A relevant future objective would be to integrate an automated segmentation measurement tool in the daily workflow/PACS to help the radiologist perform a consistent review of the stone disease. Together with the stone location, which can also be automatically determined, a semi-automated prediction of the probability for spontaneous ureteral stone passage could be performed with just one click.

There are some limitations to this study. As it was a retrospective study, the follow-up examinations could not be standardised. At the time of the study, our urology department mainly used IVU as a follow-up examination. Obviously there was a risk of missing non-obstructive stones that were either very small or had low density using IVU. However, every radiological examination in the following 26 weeks after that diagnostic NECT was checked for possible missed stones, and we consider the risk of missing clinically significant ureteral stones to be low.

One limitation is that the same cohort of patients that was used for development of the automated measurements also was used for validation against reader size estimations, which can cause a bias towards greater accuracy. Also, the true size of the stones remains unknown. The automated measurements need further validation with another patient cohort and a natural next step would be a prospective study on patients with acute ureteral colic.
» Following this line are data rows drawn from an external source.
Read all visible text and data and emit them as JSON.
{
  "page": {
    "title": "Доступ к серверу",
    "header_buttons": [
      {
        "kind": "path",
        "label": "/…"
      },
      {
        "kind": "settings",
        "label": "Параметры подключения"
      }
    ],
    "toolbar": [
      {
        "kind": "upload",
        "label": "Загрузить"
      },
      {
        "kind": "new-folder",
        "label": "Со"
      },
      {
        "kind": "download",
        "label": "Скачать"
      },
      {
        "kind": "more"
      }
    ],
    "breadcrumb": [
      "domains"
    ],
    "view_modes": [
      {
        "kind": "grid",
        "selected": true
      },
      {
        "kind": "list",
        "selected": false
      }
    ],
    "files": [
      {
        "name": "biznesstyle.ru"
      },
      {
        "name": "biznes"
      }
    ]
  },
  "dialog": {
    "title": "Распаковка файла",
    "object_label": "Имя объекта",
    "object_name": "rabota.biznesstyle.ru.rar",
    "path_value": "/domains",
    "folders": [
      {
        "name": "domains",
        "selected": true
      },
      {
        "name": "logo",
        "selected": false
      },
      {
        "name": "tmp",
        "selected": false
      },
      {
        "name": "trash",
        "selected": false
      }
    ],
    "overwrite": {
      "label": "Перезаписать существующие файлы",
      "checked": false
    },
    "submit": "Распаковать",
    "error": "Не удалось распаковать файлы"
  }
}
A further limitation is that we have not tested different 3D segmentation models against each other and that the 3D segmentation model used in this study is not commercially available. Other approaches, such as semi-automatic algorithms, may further improve the agreement between the mean radiologist measurement and the segmentation algorithm and may therefore be preferable for the prediction of spontaneous stone passage.

In conclusion, our results show that an automated 3D segmentation algorithm of stone measurement (combined with stone location) can predict the spontaneous passage of a ureteral stone with the same high accuracy as the mean of three readers’ manual stone measurements and represents a promising way of eliminating the intra- and inter-individual variability of stone measurements. More complicated measures, such as cross-sectional area or volume, do not increase the predictive accuracy compared to the length or width of a stone. With manual size estimation of upper ureteral stones, the predicted probability for spontaneous passage has large inter-reader variations, whereas the variation in lower ureteral stones is less significant.